There are plenty of obstacles to treatment for children, teens and other members of lower-income families struggling with mental-health issues, not the least of which is a lack of access to professionals who can see them on a timely basis. Simply getting an appointment to see such a doctor can take weeks or longer given the chronic shortage of facilities that offer such services and the overwhelming demand on those that do. And delays in care under such circumstances can have fatal consequences.
That's why Devereux Colorado is trying something new. Every Tuesday from 8:30 a.m. to 3 p.m., the company's Denver outlet, at 3801 East Florida Avenue, Suite 107, is an open-access clinic, where potential patients in need of psychological care — particularly young people accompanied by parents or guardians — can walk in without an appointment and be seen on a first-come, first-served basis.
According to Megan Vogels, a counselor and director of community programs for Devereux, this flexibility can mean the difference between a person getting or not getting the help they desperately need.
"A lot of people who come to us have received services from other agencies or clinics, but their case has been closed because they're not able to get to those appointments," Vogels says. "It's a huge disruption for them to find another facility, and as a result, their medications stop. And families on Medicaid often have more significant challenges than folks with other socioeconomic statuses."
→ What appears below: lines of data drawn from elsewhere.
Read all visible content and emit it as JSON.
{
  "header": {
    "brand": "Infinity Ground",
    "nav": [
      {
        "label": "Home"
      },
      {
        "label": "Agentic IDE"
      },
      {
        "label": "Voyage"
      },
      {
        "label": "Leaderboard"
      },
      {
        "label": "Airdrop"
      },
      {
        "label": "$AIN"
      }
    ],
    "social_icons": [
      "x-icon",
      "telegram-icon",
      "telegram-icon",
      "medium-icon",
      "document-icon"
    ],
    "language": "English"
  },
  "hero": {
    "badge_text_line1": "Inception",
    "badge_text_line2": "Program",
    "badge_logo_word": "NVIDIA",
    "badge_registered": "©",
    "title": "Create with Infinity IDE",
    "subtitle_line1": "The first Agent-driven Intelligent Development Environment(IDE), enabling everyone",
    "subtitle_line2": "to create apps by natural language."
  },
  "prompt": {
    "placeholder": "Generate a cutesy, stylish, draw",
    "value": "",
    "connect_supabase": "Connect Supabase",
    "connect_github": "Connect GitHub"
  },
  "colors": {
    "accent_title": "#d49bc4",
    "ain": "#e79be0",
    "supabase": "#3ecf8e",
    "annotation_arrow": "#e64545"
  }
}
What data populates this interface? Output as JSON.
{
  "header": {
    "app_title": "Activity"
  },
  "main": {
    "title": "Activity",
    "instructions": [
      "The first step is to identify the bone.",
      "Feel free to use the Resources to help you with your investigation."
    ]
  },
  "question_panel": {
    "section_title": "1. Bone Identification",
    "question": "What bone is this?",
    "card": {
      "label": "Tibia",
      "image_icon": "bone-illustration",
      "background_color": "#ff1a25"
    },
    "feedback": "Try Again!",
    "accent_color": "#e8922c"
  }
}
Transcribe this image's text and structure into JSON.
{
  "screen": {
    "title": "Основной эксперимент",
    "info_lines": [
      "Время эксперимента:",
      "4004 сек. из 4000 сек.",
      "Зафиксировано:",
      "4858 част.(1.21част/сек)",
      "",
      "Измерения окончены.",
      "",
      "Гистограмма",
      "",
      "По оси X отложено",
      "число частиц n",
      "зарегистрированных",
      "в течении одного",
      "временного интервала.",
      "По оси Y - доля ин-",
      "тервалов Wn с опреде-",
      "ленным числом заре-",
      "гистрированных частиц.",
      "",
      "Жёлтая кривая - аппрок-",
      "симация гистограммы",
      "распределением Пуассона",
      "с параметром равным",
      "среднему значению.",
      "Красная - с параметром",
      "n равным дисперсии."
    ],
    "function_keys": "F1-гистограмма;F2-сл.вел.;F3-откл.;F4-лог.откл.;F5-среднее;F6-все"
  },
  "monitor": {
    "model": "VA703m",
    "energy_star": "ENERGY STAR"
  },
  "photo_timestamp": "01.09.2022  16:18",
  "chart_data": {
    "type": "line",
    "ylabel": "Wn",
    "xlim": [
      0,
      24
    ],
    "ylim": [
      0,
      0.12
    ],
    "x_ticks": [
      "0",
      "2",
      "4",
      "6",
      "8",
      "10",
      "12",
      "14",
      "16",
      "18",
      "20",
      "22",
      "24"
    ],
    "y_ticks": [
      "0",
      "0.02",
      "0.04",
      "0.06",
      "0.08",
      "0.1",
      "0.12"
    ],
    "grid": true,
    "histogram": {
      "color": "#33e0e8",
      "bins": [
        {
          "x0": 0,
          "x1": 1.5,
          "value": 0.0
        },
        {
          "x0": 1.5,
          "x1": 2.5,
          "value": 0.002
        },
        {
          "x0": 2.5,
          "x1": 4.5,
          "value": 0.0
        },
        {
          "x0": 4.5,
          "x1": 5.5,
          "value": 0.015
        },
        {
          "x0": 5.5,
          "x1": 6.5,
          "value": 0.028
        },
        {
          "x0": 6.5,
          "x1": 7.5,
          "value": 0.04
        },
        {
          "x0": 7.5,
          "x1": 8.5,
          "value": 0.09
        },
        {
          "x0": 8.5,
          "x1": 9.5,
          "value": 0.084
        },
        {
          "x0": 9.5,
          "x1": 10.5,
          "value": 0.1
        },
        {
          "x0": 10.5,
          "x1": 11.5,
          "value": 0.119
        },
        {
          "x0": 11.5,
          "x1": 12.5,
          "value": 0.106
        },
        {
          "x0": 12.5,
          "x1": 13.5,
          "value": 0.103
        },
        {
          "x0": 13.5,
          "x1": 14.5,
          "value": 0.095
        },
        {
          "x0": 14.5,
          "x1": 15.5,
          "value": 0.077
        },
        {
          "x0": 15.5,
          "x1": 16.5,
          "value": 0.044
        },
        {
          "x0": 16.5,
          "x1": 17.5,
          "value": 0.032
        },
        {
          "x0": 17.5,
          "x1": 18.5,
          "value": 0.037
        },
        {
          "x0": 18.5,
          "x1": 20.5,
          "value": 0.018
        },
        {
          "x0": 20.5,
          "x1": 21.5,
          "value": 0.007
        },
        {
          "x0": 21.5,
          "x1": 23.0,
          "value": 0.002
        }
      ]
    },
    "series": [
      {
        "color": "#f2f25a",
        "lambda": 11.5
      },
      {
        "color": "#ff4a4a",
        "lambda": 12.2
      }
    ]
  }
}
Examples include "patient issues, job issues," she continues. "The parents may be separated and they don't have child care. And sometimes our families are working with other significant systems, like child welfare, parole and probation, which have a number of requirements they need to take care of. A lot of times these folks are juggling multiple appointments. Sometimes they may make an appointment and when they don't show up, we hear they forgot or the baby got sick or they had to go see a probation officer. And many of them don't have cars, and if they're having to take buses, that in itself can make it hard to get somewhere on time."
On Tuesdays, though, none of that matters.
"We opened the program this past spring," Vogels reveals, "and since April, we've been up and running. We're focusing on adolescents who have Medicaid, and the idea is to catch people — the underserved and the vulnerable — who need services sooner. Because when people aren't able to access services immediately, they're more at risk for needing higher levels of care."
Many of these clients are children who haven't even entered elementary school yet.
"For kids that young, we often see tantruming behavior," Vogels allows. "Any kid that age will have tantrums, but these may last an hour or two hours and there are multiple issues daily. They may not fall asleep or barely sleep, they may be refusing to eat most kinds of food or hurt themselves. There may be some head banging, or hitting and kicking parents far outside the realm of a typical kid. And what we often see behind that is trauma — kids who have experienced trauma based on moving, having been abused or parents having such a strain in their personal lives that they're not able to provide the structure children need. They may be dealing with housing- and job-insecurity, so they're going back and forth between a couple of homes. And that has an effect on kids. Most of the time under those circumstances, we bring the whole family in and have an assessment and talk about what's going on. In most cases, parents are going to need support and kids are going to need therapy."
As for the adolescent population of patients at Devereux, "we're seeing a number of common threads," she explains. "Depression is the top one, with a fair amount of suicidality and self-injurious behaviors alongside that. Suicide is the number-one cause of death of ten- to 24-year-olds in Colorado. Suicide rates are really high in the Rocky Mountain region, so we're doing a lot of assessments and risk mitigation. That can involve various combinations of medication and working on family systems, which can have a huge impact on children and create changes that are more sustainable."
Anxiety "is probably our second-most-common condition," Vogels continues, "and a lot of times, those two — anxiety and depression — go together. There can be a lot of ADHD, a lot of trauma or post-traumatic stress disorder adjustment issues. And we're also seeing emerging thought disorders and many other conditions that definitely need to be addressed."
Problem is, the expense of providing such care is driving plenty of mental-health clinics out of business.
"We hear about competitors closing all the time," Vogels acknowledges. "I know some of them have really struggled. And people can't always attend appointments. Nationwide, an 80 percent show rate is considered successful. But we're still paying staff and electrical bills, and we can't charge Medicaid clients if they don't show up; it's against federal Medicaid law. So we're always trying to find a balance by having a model that works for us, and I feel we're pretty well positioned to combine the business knowledge and the financial analysis with providing high-quality service."
Even so, the bottom line for Vogels doesn't have to do with dollars and cents. "Most of us get into this profession because we really want to help people. And with our open-access clinic, that's what we're trying to do."